Menurutnya, untuk menghormati konsep otonomi daerah yang sudah diterapkan, sebaiknya pemerintah pusat menghindari kesan mengintervensi kebijakan yang dikeluarkan oleh daerah.
"Untuk menghindari bias politik antara pusat dan daerah, judicial review dapat melihat seluruh makna yang dikandung dalam peraturan daerah," jelasnya.
Lebih lanjut Refly mengatakan, infrastruktur dalam Mahkamah Konstitusi telah tersedia untuk melakukan pengujian terhadap suatu peraturan perundang-undangan yang ada di Indonesia.
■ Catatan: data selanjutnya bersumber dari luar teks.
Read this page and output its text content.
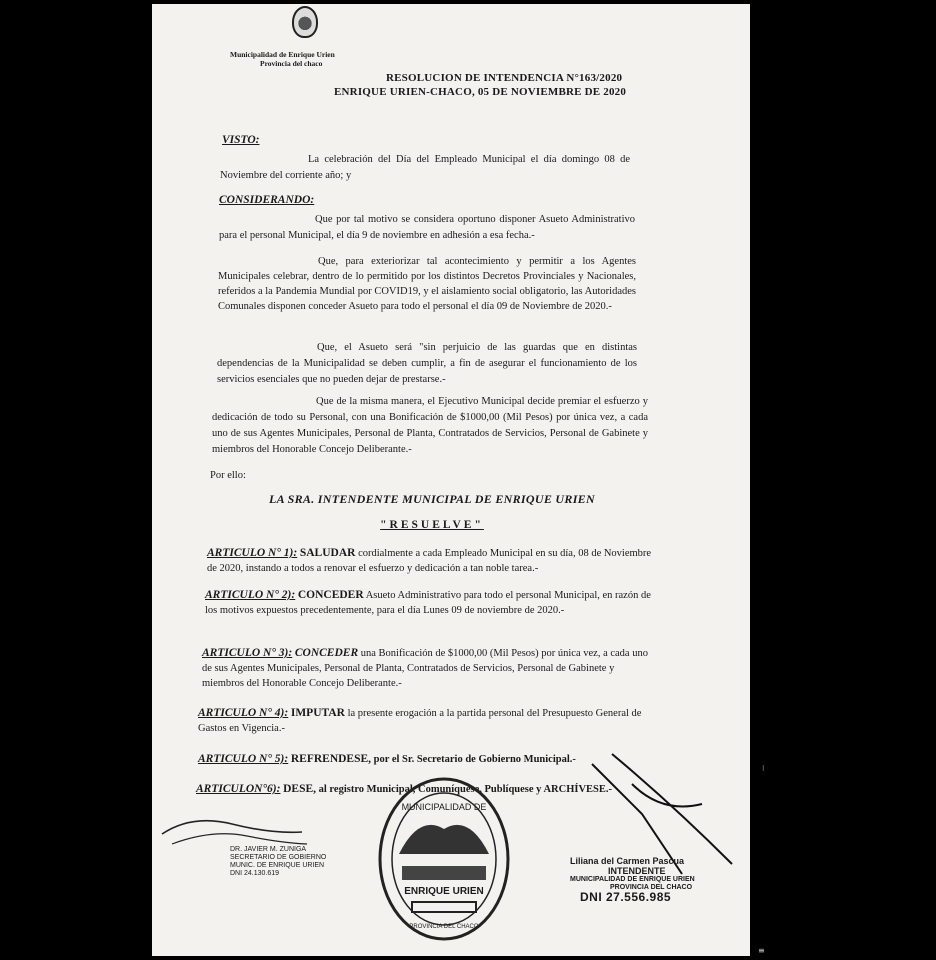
Municipalidad de Enrique Urien
Provincia del chaco
RESOLUCION DE INTENDENCIA N°163/2020
ENRIQUE URIEN-CHACO, 05 DE NOVIEMBRE DE 2020
VISTO:
La celebración del Día del Empleado Municipal el día domingo 08 de Noviembre del corriente año; y
CONSIDERANDO:
Que por tal motivo se considera oportuno disponer Asueto Administrativo para el personal Municipal, el día 9 de noviembre en adhesión a esa fecha.-
Que, para exteriorizar tal acontecimiento y permitir a los Agentes Municipales celebrar, dentro de lo permitido por los distintos Decretos Provinciales y Nacionales, referidos a la Pandemia Mundial por COVID19, y el aislamiento social obligatorio, las Autoridades Comunales disponen conceder Asueto para todo el personal el día 09 de Noviembre de 2020.-
Que, el Asueto será "sin perjuicio de las guardas que en distintas dependencias de la Municipalidad se deben cumplir, a fin de asegurar el funcionamiento de los servicios esenciales que no pueden dejar de prestarse.-
Que de la misma manera, el Ejecutivo Municipal decide premiar el esfuerzo y dedicación de todo su Personal, con una Bonificación de $1000,00 (Mil Pesos) por única vez, a cada uno de sus Agentes Municipales, Personal de Planta, Contratados de Servicios, Personal de Gabinete y miembros del Honorable Concejo Deliberante.-
Por ello:
LA SRA. INTENDENTE MUNICIPAL DE ENRIQUE URIEN
"RESUELVE"
ARTICULO N° 1): SALUDAR cordialmente a cada Empleado Municipal en su día, 08 de Noviembre de 2020, instando a todos a renovar el esfuerzo y dedicación a tan noble tarea.-
ARTICULO N° 2): CONCEDER Asueto Administrativo para todo el personal Municipal, en razón de los motivos expuestos precedentemente, para el día Lunes 09 de noviembre de 2020.-
ARTICULO N° 3): CONCEDER una Bonificación de $1000,00 (Mil Pesos) por única vez, a cada uno de sus Agentes Municipales, Personal de Planta, Contratados de Servicios, Personal de Gabinete y miembros del Honorable Concejo Deliberante.-
ARTICULO N° 4): IMPUTAR la presente erogación a la partida personal del Presupuesto General de Gastos en Vigencia.-
ARTICULO N° 5): REFRENDESE, por el Sr. Secretario de Gobierno Municipal.-
ARTICULON°6): DESE, al registro Municipal, Comuníquese, Publíquese y ARCHÍVESE.-
DR. JAVIER M. ZUNIGA
SECRETARIO DE GOBIERNO
MUNIC. DE ENRIQUE URIEN
DNI 24.130.619
MUNICIPALIDAD DE
ENRIQUE URIEN
PROVINCIA DEL CHACO
Liliana del Carmen Pascua
INTENDENTE
MUNICIPALIDAD DE ENRIQUE URIEN
PROVINCIA DEL CHACO
DNI 27.556.985
⁝
≡
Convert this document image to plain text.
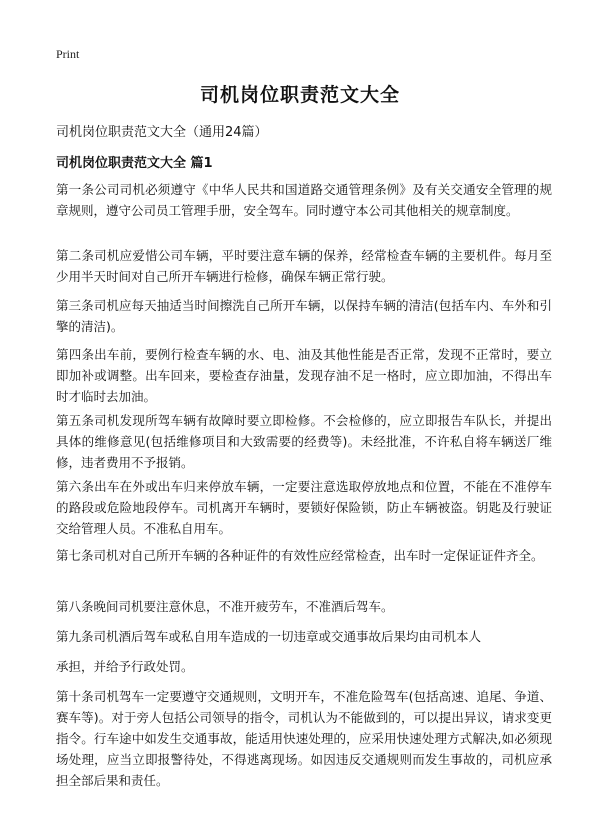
Print
司机岗位职责范文大全
司机岗位职责范文大全（通用24篇）
司机岗位职责范文大全 篇1

第一条公司司机必须遵守《中华人民共和国道路交通管理条例》及有关交通安全管理的规章规则，遵守公司员工管理手册，安全驾车。同时遵守本公司其他相关的规章制度。

第二条司机应爱惜公司车辆，平时要注意车辆的保养，经常检查车辆的主要机件。每月至少用半天时间对自己所开车辆进行检修，确保车辆正常行驶。

第三条司机应每天抽适当时间擦洗自己所开车辆，以保持车辆的清洁(包括车内、车外和引擎的清洁)。

第四条出车前，要例行检查车辆的水、电、油及其他性能是否正常，发现不正常时，要立即加补或调整。出车回来，要检查存油量，发现存油不足一格时，应立即加油，不得出车时才临时去加油。

第五条司机发现所驾车辆有故障时要立即检修。不会检修的，应立即报告车队长，并提出具体的维修意见(包括维修项目和大致需要的经费等)。未经批准，不许私自将车辆送厂维修，违者费用不予报销。

第六条出车在外或出车归来停放车辆，一定要注意选取停放地点和位置，不能在不准停车的路段或危险地段停车。司机离开车辆时，要锁好保险锁，防止车辆被盗。钥匙及行驶证交给管理人员。不准私自用车。

第七条司机对自己所开车辆的各种证件的有效性应经常检查，出车时一定保证证件齐全。

第八条晚间司机要注意休息，不准开疲劳车，不准酒后驾车。

第九条司机酒后驾车或私自用车造成的一切违章或交通事故后果均由司机本人

承担，并给予行政处罚。

第十条司机驾车一定要遵守交通规则，文明开车，不准危险驾车(包括高速、追尾、争道、赛车等)。对于旁人包括公司领导的指令，司机认为不能做到的，可以提出异议，请求变更指令。行车途中如发生交通事故，能适用快速处理的，应采用快速处理方式解决,如必须现场处理，应当立即报警待处，不得逃离现场。如因违反交通规则而发生事故的，司机应承担全部后果和责任。
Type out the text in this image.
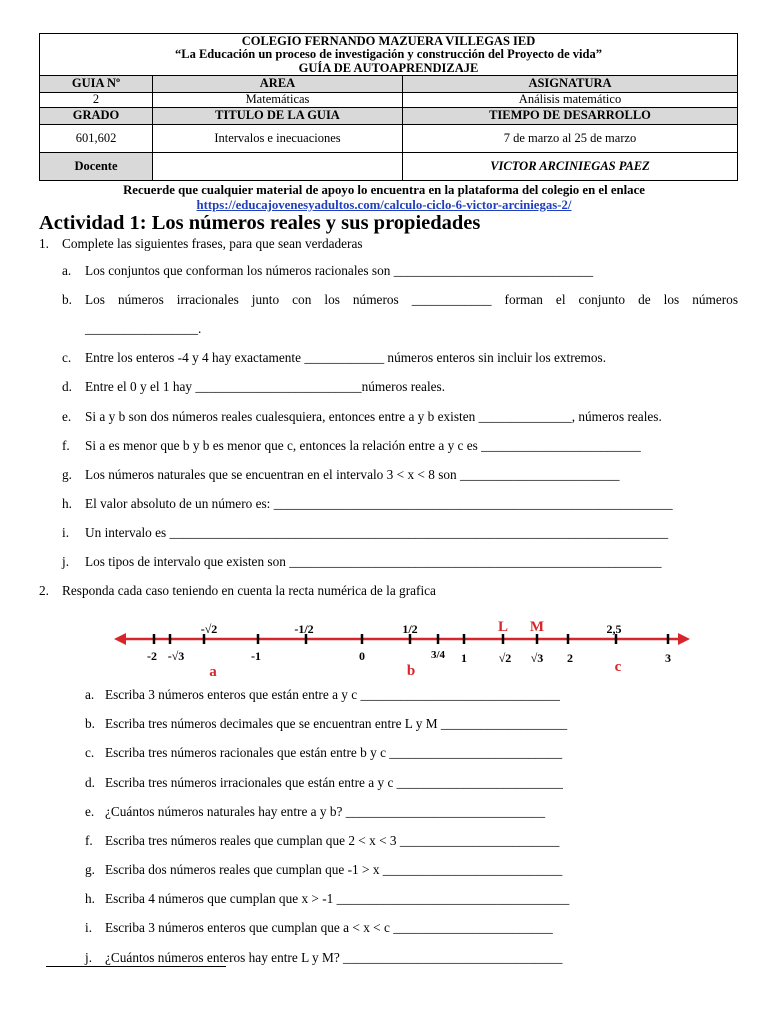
COLEGIO FERNANDO MAZUERA VILLEGAS IED
“La Educación un proceso de investigación y construcción del Proyecto de vida”
GUÍA DE AUTOAPRENDIZAJE		

GUIA Nº	AREA	ASIGNATURA
2	Matemáticas	Análisis matemático
GRADO	TITULO DE LA GUIA	TIEMPO DE DESARROLLO
601,602	Intervalos e inecuaciones	7 de marzo al 25 de marzo
Docente		VICTOR ARCINIEGAS PAEZ
Recuerde que cualquier material de apoyo lo encuentra en la plataforma del colegio en el enlace
https://educajovenesyadultos.com/calculo-ciclo-6-victor-arciniegas-2/
Actividad 1: Los números reales y sus propiedades
1. Complete las siguientes frases, para que sean verdaderas
a. Los conjuntos que conforman los números racionales son ______________________________
b. Los números irracionales junto con los números ____________ forman el conjunto de los números
_________________.
c. Entre los enteros -4 y 4 hay exactamente ____________ números enteros sin incluir los extremos.
d. Entre el 0 y el 1 hay _________________________números reales.
e. Si a y b son dos números reales cualesquiera, entonces entre a y b existen ______________, números reales.
f. Si a es menor que b y b es menor que c, entonces la relación entre a y c es ________________________
g. Los números naturales que se encuentran en el intervalo 3 < x < 8 son ________________________
h. El valor absoluto de un número es: ____________________________________________________________
i. Un intervalo es ___________________________________________________________________________
j. Los tipos de intervalo que existen son ________________________________________________________
2. Responda cada caso teniendo en cuenta la recta numérica de la grafica
-√2	-1/2	1/2	2,5
-2 -√3	-1	0	3/4 1	√2 √3 2	3
L M
a	b	c
a. Escriba 3 números enteros que están entre a y c ______________________________
b. Escriba tres números decimales que se encuentran entre L y M ___________________
c. Escriba tres números racionales que están entre b y c __________________________
d. Escriba tres números irracionales que están entre a y c _________________________
e. ¿Cuántos números naturales hay entre a y b? ______________________________
f. Escriba tres números reales que cumplan que 2 < x < 3 ________________________
g. Escriba dos números reales que cumplan que -1 > x ___________________________
h. Escriba 4 números que cumplan que x > -1 ___________________________________
i. Escriba 3 números enteros que cumplan que a < x < c ________________________
j. ¿Cuántos números enteros hay entre L y M? _________________________________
Sebelumnya 56 Anggota DPRRI juga mengajukan Surat Pernyataan Penolakan terhadap perda-perda yang bernuansa syariat karena dinilai merupakan pintu masuk pemberlakuan hukum Islam, sehingga memunculkan kelompok kontra memorandum yang terdiri lebih dari seratus anggota DPR RI yang mengecam penolakan itu.(nofel)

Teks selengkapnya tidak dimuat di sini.